DEEP DARK AND DANGEROUS
I walked into school knowing I wouldn’t be seeing Ryan until next week. All last night I was debating if I should drive over to her house but I knew I shouldn’t because she wouldn’t let me in anyway. My mom just left me to basically destroy her house on the rampages I was going on. I smashed mostly my stuff. Stuff that Ryan had touched. I couldn’t even look at my bed or the shower.
“Jared.” My mothers very calm voice said to me as she came into my room and saw me laying on the floor looking at the ceiling. I turned my head to look at her. “Why aren’t you laying in the bed?” She asked.
“Because she’s slept there.” I simply said. She just left me laying there. I’m pretty sure I fell asleep. I just remember dreaming that I felt Ryan next to me rubbing my chest with her small hand. I remember waking up crying calling for her. Screaming for her actually. I heard my door fling open and hit the wall and my mother laid down next to me wrapping her arms around me. I felt like such a baby that I was crying over her.
I woke up that night crying. I had fallen asleep crying too but for some reason this cry was worse. I couldn’t breathe. Every time I tried to breathe a sob just left my lips. I was beginning to panic that I couldn’t get air into my lungs. I so badly wanted Jared back but he lost all the respect and trust I had for him.
‘I’m sorry.’ That’s all I wanted to hear come out of his mouth. Those words would mean so much to me. I wasn’t sure why I was still waiting around when I clearly could just go to him but I knew he needed to apologize first. I would have given Jared anything. I would have given him my virginity if thats what he wanted and I finally know that he did, but not mine. I found that I got attached to people very easily and they also hurt me very easily.
“Ry, mom made you some food before she leaves for work. Do you want it?” I looked over to see my younger brother standing at the door with a plate of food.
“Just leave it on the desk.” I said. “Thanks.” I was still laying in my bed when I heard him place the cup and plate down on my desk.
“Jared came by. He left a note.” I turned over and watched him place it next to the plate before he walked out and eventually left for school. I ate the food he brought for me while starring at the note but I didn’t dare open it. I grabbed it and opened it. I read the two words that were written on it.
‘I’m sorry.’ I wasn’t sure what I should feel. I liked Jared. I liked him so much. I decided to get dressed and run over to the school to see him in class. I finished making myself to look close to perfect and I ran out the door. As soon as I got out the door and lifted to my head about to run over to the school I saw a pair of feet. I stopped where I was and looked up. I was him. I felt like I was in a movie. I could feel my eyes start to burn with tears and I ran into his arms. I cried into his neck as he held me.

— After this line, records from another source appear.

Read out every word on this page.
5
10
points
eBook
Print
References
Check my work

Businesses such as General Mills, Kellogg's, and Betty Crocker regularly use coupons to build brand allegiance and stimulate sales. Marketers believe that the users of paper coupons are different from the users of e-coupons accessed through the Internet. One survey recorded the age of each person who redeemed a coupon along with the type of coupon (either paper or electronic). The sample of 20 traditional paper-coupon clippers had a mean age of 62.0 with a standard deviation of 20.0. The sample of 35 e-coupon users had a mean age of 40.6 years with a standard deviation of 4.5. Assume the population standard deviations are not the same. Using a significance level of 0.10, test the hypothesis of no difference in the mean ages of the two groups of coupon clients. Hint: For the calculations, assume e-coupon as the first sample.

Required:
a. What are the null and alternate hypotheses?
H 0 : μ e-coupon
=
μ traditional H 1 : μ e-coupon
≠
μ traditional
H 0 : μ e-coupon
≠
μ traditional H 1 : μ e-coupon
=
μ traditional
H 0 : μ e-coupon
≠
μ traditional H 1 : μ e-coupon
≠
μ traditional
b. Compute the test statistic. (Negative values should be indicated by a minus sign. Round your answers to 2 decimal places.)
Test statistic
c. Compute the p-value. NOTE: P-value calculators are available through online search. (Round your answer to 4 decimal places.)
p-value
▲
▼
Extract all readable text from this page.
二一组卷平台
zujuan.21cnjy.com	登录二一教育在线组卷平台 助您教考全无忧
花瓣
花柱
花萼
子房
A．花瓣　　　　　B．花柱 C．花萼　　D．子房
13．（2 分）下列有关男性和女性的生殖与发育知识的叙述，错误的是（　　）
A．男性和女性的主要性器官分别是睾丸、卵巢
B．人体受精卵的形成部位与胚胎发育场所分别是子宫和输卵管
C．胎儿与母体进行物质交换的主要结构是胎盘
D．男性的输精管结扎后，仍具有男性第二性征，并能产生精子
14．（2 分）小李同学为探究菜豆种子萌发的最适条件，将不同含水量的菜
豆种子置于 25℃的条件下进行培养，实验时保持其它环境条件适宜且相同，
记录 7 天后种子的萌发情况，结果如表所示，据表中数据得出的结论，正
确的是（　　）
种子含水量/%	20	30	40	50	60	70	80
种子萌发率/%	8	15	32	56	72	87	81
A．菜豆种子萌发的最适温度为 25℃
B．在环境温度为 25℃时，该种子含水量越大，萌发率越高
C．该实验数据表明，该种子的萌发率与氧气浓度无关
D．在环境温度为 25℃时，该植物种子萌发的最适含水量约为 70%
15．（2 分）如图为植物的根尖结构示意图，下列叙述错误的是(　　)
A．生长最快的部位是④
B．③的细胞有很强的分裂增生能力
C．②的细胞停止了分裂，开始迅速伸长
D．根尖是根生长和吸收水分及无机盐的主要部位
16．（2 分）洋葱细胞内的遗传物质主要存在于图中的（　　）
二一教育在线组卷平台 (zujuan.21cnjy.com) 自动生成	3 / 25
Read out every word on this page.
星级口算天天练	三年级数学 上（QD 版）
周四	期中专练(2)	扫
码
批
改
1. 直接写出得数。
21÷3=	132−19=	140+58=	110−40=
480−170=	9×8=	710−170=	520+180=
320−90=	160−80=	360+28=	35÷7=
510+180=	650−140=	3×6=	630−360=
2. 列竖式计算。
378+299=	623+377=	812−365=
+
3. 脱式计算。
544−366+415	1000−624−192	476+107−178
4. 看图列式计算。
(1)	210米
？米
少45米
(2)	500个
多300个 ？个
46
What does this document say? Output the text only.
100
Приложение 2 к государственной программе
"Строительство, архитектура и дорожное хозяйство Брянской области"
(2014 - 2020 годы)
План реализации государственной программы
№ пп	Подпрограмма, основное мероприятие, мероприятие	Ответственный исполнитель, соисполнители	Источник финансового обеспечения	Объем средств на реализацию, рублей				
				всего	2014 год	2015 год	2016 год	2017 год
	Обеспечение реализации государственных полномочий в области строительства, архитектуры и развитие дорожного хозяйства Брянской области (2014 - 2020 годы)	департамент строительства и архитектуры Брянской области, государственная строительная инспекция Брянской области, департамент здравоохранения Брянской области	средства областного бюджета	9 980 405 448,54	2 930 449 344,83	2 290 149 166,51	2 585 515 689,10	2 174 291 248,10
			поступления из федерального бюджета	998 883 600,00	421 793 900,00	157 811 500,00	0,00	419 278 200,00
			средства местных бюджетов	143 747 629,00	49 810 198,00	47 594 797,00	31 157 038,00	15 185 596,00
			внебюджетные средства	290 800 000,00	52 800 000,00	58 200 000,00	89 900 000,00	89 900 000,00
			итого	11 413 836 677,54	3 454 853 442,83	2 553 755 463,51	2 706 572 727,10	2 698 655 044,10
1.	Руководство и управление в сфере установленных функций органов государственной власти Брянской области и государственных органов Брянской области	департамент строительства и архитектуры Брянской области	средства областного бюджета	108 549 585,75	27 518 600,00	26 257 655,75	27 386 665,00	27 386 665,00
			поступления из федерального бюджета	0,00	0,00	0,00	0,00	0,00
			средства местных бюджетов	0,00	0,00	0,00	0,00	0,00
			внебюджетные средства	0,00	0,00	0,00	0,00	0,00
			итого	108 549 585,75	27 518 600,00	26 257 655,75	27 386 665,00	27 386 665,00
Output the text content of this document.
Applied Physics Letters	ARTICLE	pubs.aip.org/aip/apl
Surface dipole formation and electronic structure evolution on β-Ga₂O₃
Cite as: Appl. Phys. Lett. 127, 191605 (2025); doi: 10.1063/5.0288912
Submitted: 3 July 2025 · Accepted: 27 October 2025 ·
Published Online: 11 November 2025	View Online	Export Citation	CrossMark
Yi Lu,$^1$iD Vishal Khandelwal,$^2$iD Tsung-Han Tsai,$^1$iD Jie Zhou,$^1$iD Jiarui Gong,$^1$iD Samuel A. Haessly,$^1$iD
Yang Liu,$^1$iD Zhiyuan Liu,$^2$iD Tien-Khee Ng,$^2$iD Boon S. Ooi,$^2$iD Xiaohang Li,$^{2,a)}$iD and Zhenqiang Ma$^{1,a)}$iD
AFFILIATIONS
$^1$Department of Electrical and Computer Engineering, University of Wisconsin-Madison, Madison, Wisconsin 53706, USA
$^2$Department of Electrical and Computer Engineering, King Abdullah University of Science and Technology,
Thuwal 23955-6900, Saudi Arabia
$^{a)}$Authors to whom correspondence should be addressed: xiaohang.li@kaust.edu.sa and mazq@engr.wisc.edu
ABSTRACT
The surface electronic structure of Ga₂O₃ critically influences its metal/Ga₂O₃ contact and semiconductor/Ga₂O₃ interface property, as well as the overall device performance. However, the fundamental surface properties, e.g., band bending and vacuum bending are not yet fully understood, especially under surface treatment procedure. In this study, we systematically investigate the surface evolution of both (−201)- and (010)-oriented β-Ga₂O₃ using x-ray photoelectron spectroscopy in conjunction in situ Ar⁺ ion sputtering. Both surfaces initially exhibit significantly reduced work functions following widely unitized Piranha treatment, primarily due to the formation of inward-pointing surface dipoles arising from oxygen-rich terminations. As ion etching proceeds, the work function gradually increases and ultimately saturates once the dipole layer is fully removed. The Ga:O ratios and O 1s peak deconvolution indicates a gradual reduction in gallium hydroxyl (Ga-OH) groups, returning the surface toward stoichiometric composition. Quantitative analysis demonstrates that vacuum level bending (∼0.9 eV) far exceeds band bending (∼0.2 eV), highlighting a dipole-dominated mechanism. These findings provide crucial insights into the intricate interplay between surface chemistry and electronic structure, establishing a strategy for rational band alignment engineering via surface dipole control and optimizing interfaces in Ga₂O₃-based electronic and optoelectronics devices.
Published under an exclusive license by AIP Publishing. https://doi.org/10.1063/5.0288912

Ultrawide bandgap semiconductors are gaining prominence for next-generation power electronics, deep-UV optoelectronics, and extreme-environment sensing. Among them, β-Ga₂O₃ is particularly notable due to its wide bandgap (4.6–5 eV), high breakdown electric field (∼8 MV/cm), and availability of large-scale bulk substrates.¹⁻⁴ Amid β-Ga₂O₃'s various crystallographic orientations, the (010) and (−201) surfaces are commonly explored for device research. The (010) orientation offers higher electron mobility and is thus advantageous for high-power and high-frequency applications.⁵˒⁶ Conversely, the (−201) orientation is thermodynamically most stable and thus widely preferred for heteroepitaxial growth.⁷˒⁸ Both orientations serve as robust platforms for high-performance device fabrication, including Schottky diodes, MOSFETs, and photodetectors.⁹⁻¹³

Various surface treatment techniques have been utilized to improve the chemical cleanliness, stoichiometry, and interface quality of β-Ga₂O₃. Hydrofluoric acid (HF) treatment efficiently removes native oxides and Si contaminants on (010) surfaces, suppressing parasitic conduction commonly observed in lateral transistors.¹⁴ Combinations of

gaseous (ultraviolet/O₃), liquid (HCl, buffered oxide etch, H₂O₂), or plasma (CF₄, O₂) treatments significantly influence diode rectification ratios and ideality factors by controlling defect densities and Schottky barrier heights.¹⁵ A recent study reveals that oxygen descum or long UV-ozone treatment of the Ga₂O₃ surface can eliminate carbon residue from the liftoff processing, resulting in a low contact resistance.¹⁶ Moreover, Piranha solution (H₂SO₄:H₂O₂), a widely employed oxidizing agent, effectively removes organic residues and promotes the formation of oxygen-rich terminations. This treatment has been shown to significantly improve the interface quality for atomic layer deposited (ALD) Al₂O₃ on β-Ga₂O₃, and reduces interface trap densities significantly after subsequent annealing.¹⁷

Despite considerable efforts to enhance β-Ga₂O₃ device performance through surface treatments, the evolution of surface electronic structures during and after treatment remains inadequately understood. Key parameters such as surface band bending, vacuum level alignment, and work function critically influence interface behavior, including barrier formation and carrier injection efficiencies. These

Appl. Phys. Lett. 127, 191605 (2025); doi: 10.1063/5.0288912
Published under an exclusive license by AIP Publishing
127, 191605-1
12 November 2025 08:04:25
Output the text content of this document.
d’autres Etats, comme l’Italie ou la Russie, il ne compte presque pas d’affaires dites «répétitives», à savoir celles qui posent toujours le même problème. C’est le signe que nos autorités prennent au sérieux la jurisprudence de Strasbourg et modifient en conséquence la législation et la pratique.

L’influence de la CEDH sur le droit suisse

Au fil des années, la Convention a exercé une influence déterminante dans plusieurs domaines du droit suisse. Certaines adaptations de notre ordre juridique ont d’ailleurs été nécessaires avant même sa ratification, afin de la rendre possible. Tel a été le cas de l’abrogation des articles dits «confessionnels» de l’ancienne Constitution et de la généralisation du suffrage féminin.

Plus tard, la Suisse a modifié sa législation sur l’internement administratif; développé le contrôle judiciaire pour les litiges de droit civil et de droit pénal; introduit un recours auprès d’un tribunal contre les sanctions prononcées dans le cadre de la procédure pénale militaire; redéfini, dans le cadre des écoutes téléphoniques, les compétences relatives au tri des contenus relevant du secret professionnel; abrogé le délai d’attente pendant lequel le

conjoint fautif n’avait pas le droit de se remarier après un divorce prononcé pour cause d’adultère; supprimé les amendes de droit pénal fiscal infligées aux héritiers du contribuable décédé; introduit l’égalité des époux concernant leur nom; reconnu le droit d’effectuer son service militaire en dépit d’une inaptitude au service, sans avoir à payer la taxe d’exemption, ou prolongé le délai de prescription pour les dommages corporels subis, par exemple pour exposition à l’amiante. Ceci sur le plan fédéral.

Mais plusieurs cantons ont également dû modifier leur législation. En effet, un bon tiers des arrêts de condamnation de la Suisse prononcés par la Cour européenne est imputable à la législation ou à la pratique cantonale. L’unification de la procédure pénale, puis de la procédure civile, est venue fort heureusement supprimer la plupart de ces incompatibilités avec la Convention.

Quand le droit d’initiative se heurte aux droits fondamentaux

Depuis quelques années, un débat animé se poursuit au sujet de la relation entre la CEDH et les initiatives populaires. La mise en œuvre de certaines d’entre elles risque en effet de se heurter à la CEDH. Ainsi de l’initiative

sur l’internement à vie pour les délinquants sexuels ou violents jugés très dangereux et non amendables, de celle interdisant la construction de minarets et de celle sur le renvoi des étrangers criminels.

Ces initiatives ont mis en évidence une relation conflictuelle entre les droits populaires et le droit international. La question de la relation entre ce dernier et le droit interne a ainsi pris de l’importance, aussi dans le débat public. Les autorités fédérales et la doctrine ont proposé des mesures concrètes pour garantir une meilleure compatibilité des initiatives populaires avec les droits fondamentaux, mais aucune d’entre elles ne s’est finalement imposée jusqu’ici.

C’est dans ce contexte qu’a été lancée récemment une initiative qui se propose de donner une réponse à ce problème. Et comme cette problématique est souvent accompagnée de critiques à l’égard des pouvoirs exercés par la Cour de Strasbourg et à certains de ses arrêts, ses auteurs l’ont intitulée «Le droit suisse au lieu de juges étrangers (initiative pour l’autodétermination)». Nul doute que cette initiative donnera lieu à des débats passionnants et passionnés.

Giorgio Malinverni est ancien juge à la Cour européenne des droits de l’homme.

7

“I’m so sorry, Ryan.” He said as he held my head to his neck. I knew I shouldn’t have reacted the way I did. I just held him and he held me and neither one of us said a word. He carried me into the house and out of the cold air. He put me down and looked me right in the eye. “I knew I should have saved that for you. I shouldn’t have given it up that easy to some whore who didn’t appreciate it like you would.” He said as he wiped the tears that were falling down my very red cheeks.
“If you had just waited a few more months.” I said.
“I should have. It would have been so much more special.” He grabbed me again and hugged me.
“Last night was horrible.” I said. It really was.
“Same.” He said. I guided him to the living room and turned the T.V on. I basically sat on his lap as he held him not letting him go. “Guess I’m not going to school.” He laughed.
“Never.” I whispered. I wrapped my arms around his neck even tighter. I laid down over his lap. I felt him rubbing my stomach that was showing under my stomach and he moved my shirt up to rub it more. I remember looking at his face but I don’t remember anything happening after that. I woke up crying.
“Hey!” Jared yelled to wake me up. I held onto his neck. I tried to breathe but I couldn’t get any air in. Jared rubbed my back. “Ryan, you need to calm down. Its okay. I’m here.” I tried to calm down by looking at his face and it some what helped but I was still crying.
“You’re here.” I said over and over again.
“I’m not going anywhere.” He said as he grabbed my face helping me calm down. “Breathe.” I saw his face coming closer to me before his lips crashed into mine. I closed my eyes and I could finally breathe. He let go. I smiled at him.
“Will you be mine?” He whispered to me.
“Of course.” I said as I hugged him around his neck.
“Thank you.” He said. He laid us both back down and I rolled over to face him. I rubbed his face. He closed his eyes and I heard his breathing change and I heard his little snores. I rolled over to watch the T.V and found myself to lazy too. I snuggled into him closer and he wrapped his arms around me tighter and we both fell asleep. And it was the first time I slept for more than two house without crying.